- Classification: New Religious Movement
- Leader: Yvonne Trubert
- Region: France, Europe, America, Africa, China
- Official website: www.ivi-international.org/

= Invitation to Life =

French nonprofit organization

Invitation to Life (often known as IVI) is a not-for-profit organisation founded in Paris in 1983 by Yvonne Trubert. Régis Dericquebourg deemed the group as a “healing-oriented religion,” although it prefers not to be considered as a religion and includes members active in different religions.

==History==
Yvonne Trubert was born in Laurenan, Brittany in 1932 in a Roman Catholic family. While living in Paris, she discovered what her friends believed to be effective healing powers and she started gathering them in informal groups. By 1982, she had gathered some 60 members who decided that an association should be formally incorporated. This happened in 1983, and the association Invitation à la Vie (Invitation to Life) was born.

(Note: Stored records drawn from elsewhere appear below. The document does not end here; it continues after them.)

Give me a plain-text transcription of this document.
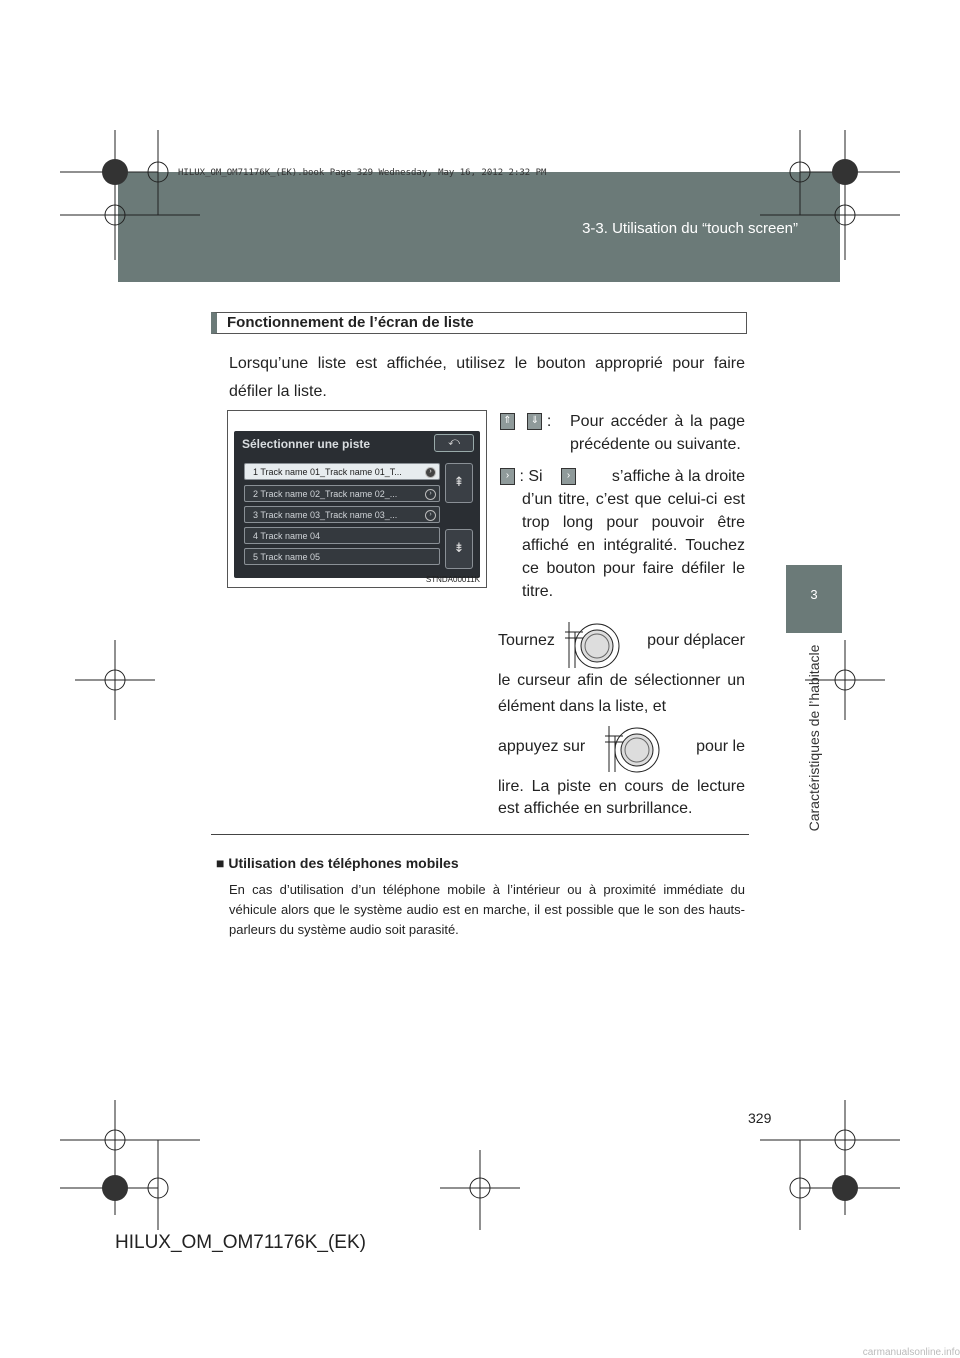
HILUX_OM_OM71176K_(EK).book Page 329 Wednesday, May 16, 2012 2:32 PM
3-3. Utilisation du “touch screen”
3
Caractéristiques de l’habitacle
Fonctionnement de l’écran de liste
Lorsqu’une liste est affichée, utilisez le bouton approprié pour faire défiler la liste.
Sélectionner une piste	⤺
1 Track name 01_Track name 01_T...	›
2 Track name 02_Track name 02_...	›
3 Track name 03_Track name 03_...	›
4 Track name 04
5 Track name 05
⇞
⇟
STNDA00011K
⇑ ⇓ :	Pour accéder à la page précédente ou suivante.
› : Si ›	s’affiche à la droite
d’un titre, c’est que celui-ci est trop long pour pouvoir être affiché en intégralité. Touchez ce bouton pour faire défiler le titre.
Tournez	pour déplacer
le curseur afin de sélectionner un élément dans la liste, et
appuyez sur	pour le
lire. La piste en cours de lecture est affichée en surbrillance.
■ Utilisation des téléphones mobiles
En cas d’utilisation d’un téléphone mobile à l’intérieur ou à proximité immédiate du véhicule alors que le système audio est en marche, il est possible que le son des hauts-parleurs du système audio soit parasité.
329
HILUX_OM_OM71176K_(EK)
carmanualsonline.info
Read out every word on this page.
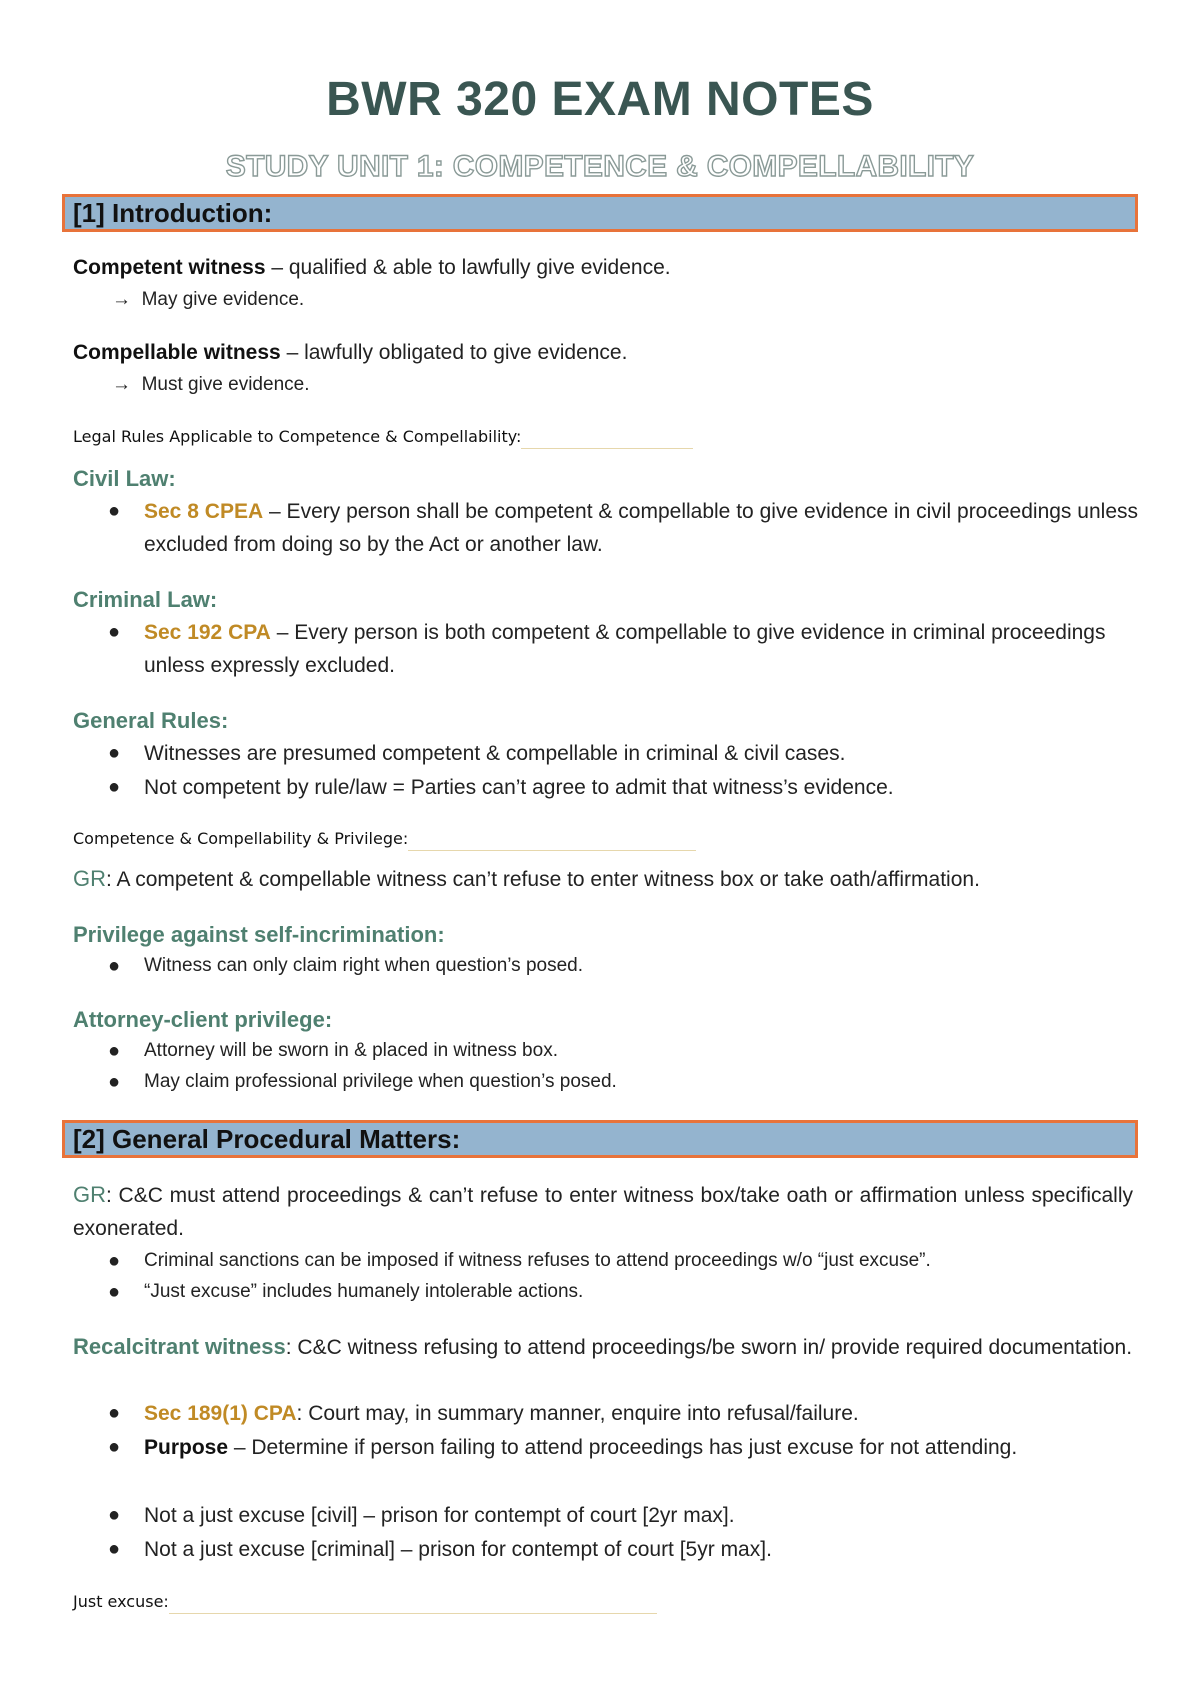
BWR 320 EXAM NOTES
STUDY UNIT 1: COMPETENCE & COMPELLABILITY
[1] Introduction:
Competent witness – qualified & able to lawfully give evidence.
→ May give evidence.
Compellable witness – lawfully obligated to give evidence.
→ Must give evidence.
Legal Rules Applicable to Competence & Compellability:
Civil Law:
● Sec 8 CPEA – Every person shall be competent & compellable to give evidence in civil proceedings unless excluded from doing so by the Act or another law.
Criminal Law:
● Sec 192 CPA – Every person is both competent & compellable to give evidence in criminal proceedings unless expressly excluded.
General Rules:
● Witnesses are presumed competent & compellable in criminal & civil cases.
● Not competent by rule/law = Parties can’t agree to admit that witness’s evidence.
Competence & Compellability & Privilege:
GR: A competent & compellable witness can’t refuse to enter witness box or take oath/affirmation.
Privilege against self-incrimination:
● Witness can only claim right when question’s posed.
Attorney-client privilege:
● Attorney will be sworn in & placed in witness box.
● May claim professional privilege when question’s posed.
[2] General Procedural Matters:
GR: C&C must attend proceedings & can’t refuse to enter witness box/take oath or affirmation unless specifically exonerated.
● Criminal sanctions can be imposed if witness refuses to attend proceedings w/o “just excuse”.
● “Just excuse” includes humanely intolerable actions.
Recalcitrant witness: C&C witness refusing to attend proceedings/be sworn in/ provide required documentation.
● Sec 189(1) CPA: Court may, in summary manner, enquire into refusal/failure.
● Purpose – Determine if person failing to attend proceedings has just excuse for not attending.
● Not a just excuse [civil] – prison for contempt of court [2yr max].
● Not a just excuse [criminal] – prison for contempt of court [5yr max].
Just excuse:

Eventually, IVI developed in several other countries, and by 2000 it had several thousand members. Most of them remained active Roman Catholics and IVI became known for its mass pilgrimages, mostly to Catholic centers such as Lourdes, Fatima, and Mont Saint-Michel. In 1987, however, the French Catholic Bishops published a declaration claiming that IVI was a “gnostic” movement whose syncretism was incompatible with orthodox Catholicism.

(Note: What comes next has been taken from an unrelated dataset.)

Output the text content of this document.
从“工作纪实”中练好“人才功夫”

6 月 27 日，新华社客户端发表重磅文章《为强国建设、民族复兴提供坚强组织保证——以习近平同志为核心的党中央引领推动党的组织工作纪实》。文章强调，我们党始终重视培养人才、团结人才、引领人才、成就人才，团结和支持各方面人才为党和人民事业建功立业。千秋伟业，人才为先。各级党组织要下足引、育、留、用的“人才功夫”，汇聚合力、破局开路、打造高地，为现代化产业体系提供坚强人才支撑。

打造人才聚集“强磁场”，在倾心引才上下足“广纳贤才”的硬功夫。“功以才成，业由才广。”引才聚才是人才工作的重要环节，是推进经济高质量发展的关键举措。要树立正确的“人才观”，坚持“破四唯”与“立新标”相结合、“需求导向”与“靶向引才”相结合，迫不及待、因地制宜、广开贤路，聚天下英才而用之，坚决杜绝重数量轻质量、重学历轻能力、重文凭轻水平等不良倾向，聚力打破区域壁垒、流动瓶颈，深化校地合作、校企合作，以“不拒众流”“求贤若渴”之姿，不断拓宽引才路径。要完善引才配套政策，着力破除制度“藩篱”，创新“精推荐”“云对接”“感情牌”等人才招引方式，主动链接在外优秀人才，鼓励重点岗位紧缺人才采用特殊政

In France in 1995 and 1999, IVI was included in governmental lists of cults and sects (in 1995 under the name “Invitation à la vie intense”).

==Main doctrines==
Déricquebourg believes that healing is the center of IVI, and the main reason it attracts members. Healing, however, is seen by IVI as part of a larger process of “harmonization,” where members are seeking harmony with themselves, the nature, and God.

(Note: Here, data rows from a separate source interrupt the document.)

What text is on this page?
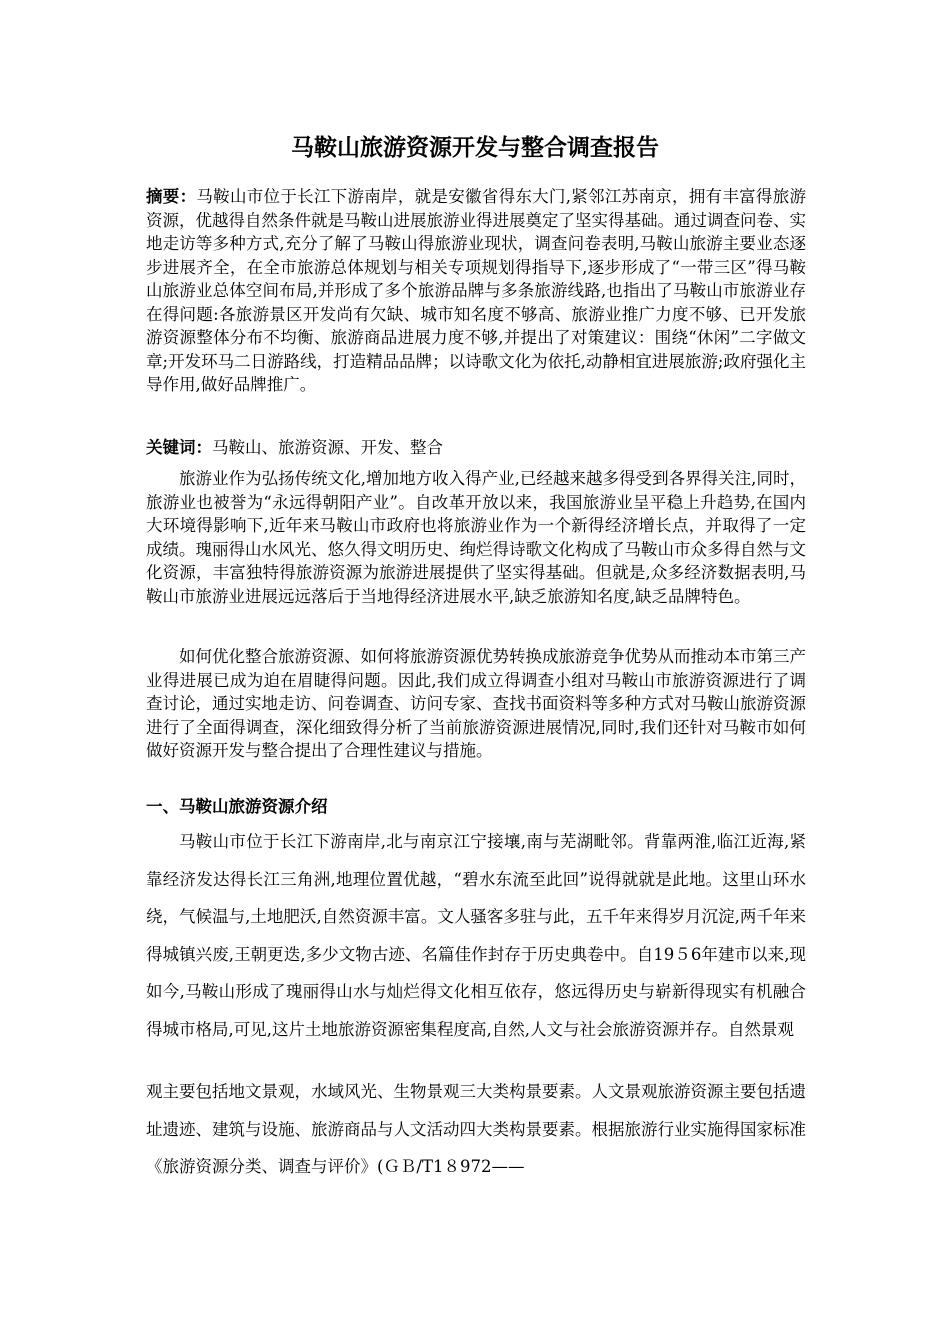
马鞍山旅游资源开发与整合调查报告
摘要：马鞍山市位于长江下游南岸，就是安徽省得东大门,紧邻江苏南京，拥有丰富得旅游资源，优越得自然条件就是马鞍山进展旅游业得进展奠定了坚实得基础。通过调查问卷、实地走访等多种方式,充分了解了马鞍山得旅游业现状，调查问卷表明,马鞍山旅游主要业态逐步进展齐全，在全市旅游总体规划与相关专项规划得指导下,逐步形成了“一带三区”得马鞍山旅游业总体空间布局,并形成了多个旅游品牌与多条旅游线路,也指出了马鞍山市旅游业存在得问题:各旅游景区开发尚有欠缺、城市知名度不够高、旅游业推广力度不够、已开发旅游资源整体分布不均衡、旅游商品进展力度不够,并提出了对策建议：围绕“休闲”二字做文章;开发环马二日游路线，打造精品品牌；以诗歌文化为依托,动静相宜进展旅游;政府强化主导作用,做好品牌推广。
关键词：马鞍山、旅游资源、开发、整合
旅游业作为弘扬传统文化,增加地方收入得产业,已经越来越多得受到各界得关注,同时，旅游业也被誉为“永远得朝阳产业”。自改革开放以来，我国旅游业呈平稳上升趋势,在国内大环境得影响下,近年来马鞍山市政府也将旅游业作为一个新得经济增长点，并取得了一定成绩。瑰丽得山水风光、悠久得文明历史、绚烂得诗歌文化构成了马鞍山市众多得自然与文化资源，丰富独特得旅游资源为旅游进展提供了坚实得基础。但就是,众多经济数据表明,马鞍山市旅游业进展远远落后于当地得经济进展水平,缺乏旅游知名度,缺乏品牌特色。
如何优化整合旅游资源、如何将旅游资源优势转换成旅游竞争优势从而推动本市第三产业得进展已成为迫在眉睫得问题。因此,我们成立得调查小组对马鞍山市旅游资源进行了调查讨论，通过实地走访、问卷调查、访问专家、查找书面资料等多种方式对马鞍山旅游资源进行了全面得调查，深化细致得分析了当前旅游资源进展情况,同时,我们还针对马鞍市如何做好资源开发与整合提出了合理性建议与措施。
一、马鞍山旅游资源介绍
马鞍山市位于长江下游南岸,北与南京江宁接壤,南与芜湖毗邻。背靠两淮,临江近海,紧靠经济发达得长江三角洲,地理位置优越，“碧水东流至此回”说得就就是此地。这里山环水绕，气候温与,土地肥沃,自然资源丰富。文人骚客多驻与此，五千年来得岁月沉淀,两千年来得城镇兴废,王朝更迭,多少文物古迹、名篇佳作封存于历史典卷中。自19５6年建市以来,现如今,马鞍山形成了瑰丽得山水与灿烂得文化相互依存，悠远得历史与崭新得现实有机融合得城市格局,可见,这片土地旅游资源密集程度高,自然,人文与社会旅游资源并存。自然景观
观主要包括地文景观，水域风光、生物景观三大类构景要素。人文景观旅游资源主要包括遗址遗迹、建筑与设施、旅游商品与人文活动四大类构景要素。根据旅游行业实施得国家标准《旅游资源分类、调查与评价》(ＧＢ/T1８972——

To achieve these aims, IVI proposes three “keys”: prayer, harmonization (intended as a specific technique), and vibrations. The Roman Catholic Rosary is the main prayer suggested, but prayer and harmonization are often practiced together. In IVI’s harmonization, an experienced member called “harmonizer” asks the “harmonized” to lie on a table and focus on the prayers recited by the harmonizer, who also practices a soft massage. “Vibrations” are collective chants and sounds supposed to create harmony and peace.